A medical doctor who trained in chemical engineering and African and Afro-American studies at Stanford University, when few women and blacks were STEM majors, Jemison, now 57, was inspired by a fictional character, Lt. Nyota Uhura of “Star Trek,” played by Nichelle Nichols.
“We have so many assumptions that keep us out of fields of inquiry,” Jemison said, “but space exploration is transdisciplinary.” Her presentation chronicled the “Unlikely Story of NASA and the Civil Rights Movement,” two undertakings that took off starting in the late 1950s. President Lyndon Johnson saw NASA – headquartered in the heart of the old Confederacy (Alabama, Florida and Texas) – and the space program, which was governed by the Equal Opportunity mandate, as vehicles to transform the South.
Duke’s William Darity Jr., Arts & Sciences professor of public policy and professor of African and African-American studies and economics, said the goal of the Race in Space conference was “to explore the ways that race, culture and nationality might play out in the colonization of space stations, planets and star systems.”
Minorities and STEM
A major concern is the persistent under-representation of people of color in the STEM disciplines. With the exception of chemistry and medicine, few African-Americans, Latinos and Native Americans are engaged in STEM fields. Three area university faculty members offered insights into the problem and discussed the efforts their institutions are making to reverse the trend.
In “America’s Future Demands a Diverse and Competitive STEM Workforce,” an essay published in “The State of Black America 2011: Jobs Rebuild America” (National Urban League), Rhonda Sharpe, director of the Global Inequality Research Initiative at Duke, noted that in 2010, fewer than 25 African-Americans nationally received doctorate degrees in the fields of aerospace, astronomy, atmospheric and physical sciences, earth sciences and oceanography combined: “The factors impeding persistence at the undergraduate level are academic preparation, adequate financial aid and strong support networks in college.”
While more black high school students are enrolled in rigorous math courses, an even greater proportion of white students take those classes, so significant gaps remain. Between 2000 and 2009, blacks represented 15 percent of the labor force but accounted for only 7.4 percent of the scientific workforce. Numbers for Latinos are only slightly higher, while the Native American presence in the sciences workforce falls in the 0 percent to 1 percent range.
Tarek Echekki, professor in the Department of Mechanical and Aerospace Engineering at N.C. State University, said reversing that trend will require a multi-pronged approach directed at “all levels, from the formative years of elementary school – and perhaps earlier – to the university level, where faculty and R&D scientists run into obstacles while attempting to succeed in their fields.”
Echekki likens the problem to a pipeline “with many leaks diverting people of color – and under-represented groups in STEM, in general – from science and technologies fields.” Plugging those leaks will require “access to opportunities and resources for K-12, overcoming stereotypes of what STEM fields involve (and) misconceptions about the kinds of people who work in these fields,” providing incentives for students “to stay in STEM tracks in college and building resiliency in people who may find themselves isolated or labeled.”
Outreach programs
Caesar Jackson, geophysicist and dean of the School of Graduate Studies at N.C. Central University, is on the front line in the quest to draw more people of color to the STEM fields. NCCU has launched multiple outreach programs designed to “identify, motivate and excite young scientists in the making,” and is the site of the NASA University Center for Aerospace Devices Research and Education.

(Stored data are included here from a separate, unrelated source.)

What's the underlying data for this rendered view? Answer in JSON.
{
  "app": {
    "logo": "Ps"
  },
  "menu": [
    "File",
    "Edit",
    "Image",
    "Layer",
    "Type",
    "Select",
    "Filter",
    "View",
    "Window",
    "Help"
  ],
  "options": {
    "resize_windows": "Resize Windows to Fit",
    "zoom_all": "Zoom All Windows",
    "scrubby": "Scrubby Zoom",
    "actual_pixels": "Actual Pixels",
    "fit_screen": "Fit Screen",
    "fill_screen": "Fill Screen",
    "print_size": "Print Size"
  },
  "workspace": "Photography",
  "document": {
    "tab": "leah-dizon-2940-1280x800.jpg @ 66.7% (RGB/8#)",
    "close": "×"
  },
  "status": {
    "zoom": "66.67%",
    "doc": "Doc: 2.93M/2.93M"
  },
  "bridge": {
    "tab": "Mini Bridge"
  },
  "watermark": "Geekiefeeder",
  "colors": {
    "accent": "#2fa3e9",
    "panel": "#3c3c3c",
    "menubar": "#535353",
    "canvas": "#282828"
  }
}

The NASA-CADRE project was created, he said, to “provide a framework for broadly based, competitive, multi-disciplinary science and engineering research.”

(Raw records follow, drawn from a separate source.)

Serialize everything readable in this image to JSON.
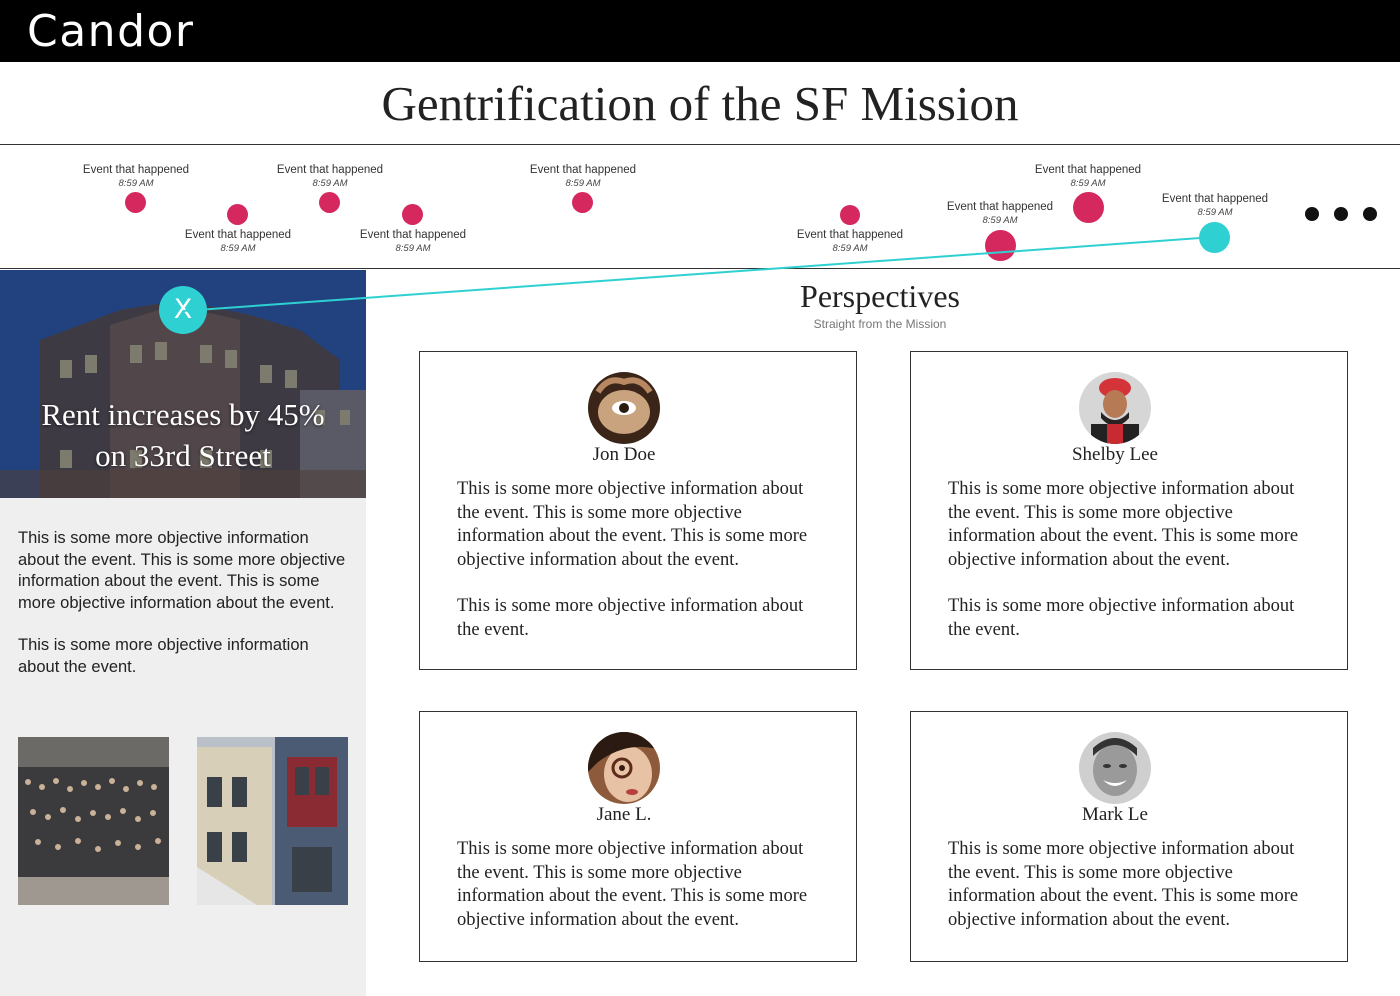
{
  "app": {
    "brand": "Candor"
  },
  "page": {
    "title": "Gentrification of the SF Mission"
  },
  "timeline": {
    "events": [
      {
        "label": "Event that happened",
        "time": "8:59 AM"
      },
      {
        "label": "Event that happened",
        "time": "8:59 AM"
      },
      {
        "label": "Event that happened",
        "time": "8:59 AM"
      },
      {
        "label": "Event that happened",
        "time": "8:59 AM"
      },
      {
        "label": "Event that happened",
        "time": "8:59 AM"
      },
      {
        "label": "Event that happened",
        "time": "8:59 AM"
      },
      {
        "label": "Event that happened",
        "time": "8:59 AM"
      },
      {
        "label": "Event that happened",
        "time": "8:59 AM"
      },
      {
        "label": "Event that happened",
        "time": "8:59 AM"
      }
    ]
  },
  "detail": {
    "title_line1": "Rent increases by 45%",
    "title_line2": "on 33rd Street",
    "close_label": "X",
    "paragraph1": "This is some more objective information about the event.  This is some more objective information about the event. This is some more objective information about the event.",
    "paragraph2": "This is some more objective information about the event."
  },
  "perspectives": {
    "title": "Perspectives",
    "subtitle": "Straight from the Mission",
    "cards": [
      {
        "name": "Jon Doe",
        "paragraph1": "This is some more objective information about the event.  This is some more objective information about the event.  This is some more objective information about the event.",
        "paragraph2": "This is some more objective information about the event."
      },
      {
        "name": "Shelby Lee",
        "paragraph1": "This is some more objective information about the event.  This is some more objective information about the event.  This is some more objective information about the event.",
        "paragraph2": "This is some more objective information about the event."
      },
      {
        "name": "Jane L.",
        "paragraph1": "This is some more objective information about the event.  This is some more objective information about the event.  This is some more objective information about the event.",
        "paragraph2": ""
      },
      {
        "name": "Mark Le",
        "paragraph1": "This is some more objective information about the event.  This is some more objective information about the event.  This is some more objective information about the event.",
        "paragraph2": ""
      }
    ]
  },
  "colors": {
    "event_dot": "#d4285e",
    "selected_dot": "#2fd0d2",
    "header_bg": "#000000",
    "panel_bg": "#efefef"
  }
}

“While the production of the next class of astronauts or space scientists is not a direct goal of the collaboration,” Jackson said, students and faculty across disciplines “support space exploration and space research.”
Darity, the Duke professor who organized the Race in Space conference, added, “STEM training is necessary but not sufficient. We also have to root out discriminatory exclusion for blacks who have obtained all of the requisite training.”